Saturday, September 3, 2011

Twain the Reporter


I recently finished reading The Sagebrush Bohemian by Nigey Lennon, an insightful and entertaining account of Mark Twain's formative years as a journalist and writer in the West. The young Twain, still known as Samuel Clemens at the time, moved West to make his fortune as a gold miner but soon turned to journalism to put food on the table. During his years living in Nevada and California, Twain grew from a frontier journalist to a humorist and man of letters.
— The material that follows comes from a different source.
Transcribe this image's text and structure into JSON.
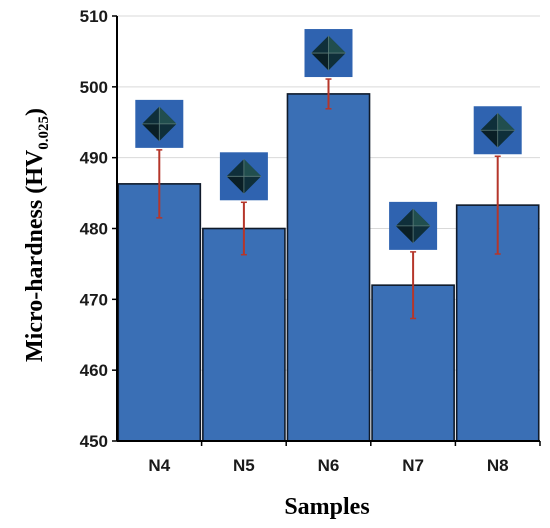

He wrote initially for the Virginia City (Nevada) Territorial Enterprise, where he earned a reputation as a colorful writer, albeit one who played loose with the facts. Twain's editor soon discovered, in the words of Lennnon, that "his new recruit had a constitutional disregard for factuality. Twain seemed to think he owed to his readers to prevent mundane reality from boring them to death."  The editor put Twain to work spinning tales and he quickly gained a reputation throughout the West.

Twain was offered a position on the San Francisco Morning Call and jumped at the chance to write for a larger audience. At the Morning Call, Twain had to be a real reporter and while he complained about the job, he recognized the advantages. "No other occupation," he wrote later, "brings a man into such familiar sociable relations with all grades and classes of people . . . Why I breakfasted almost every morning with the Governor, dined with the principal clergymen, and slept in the station house."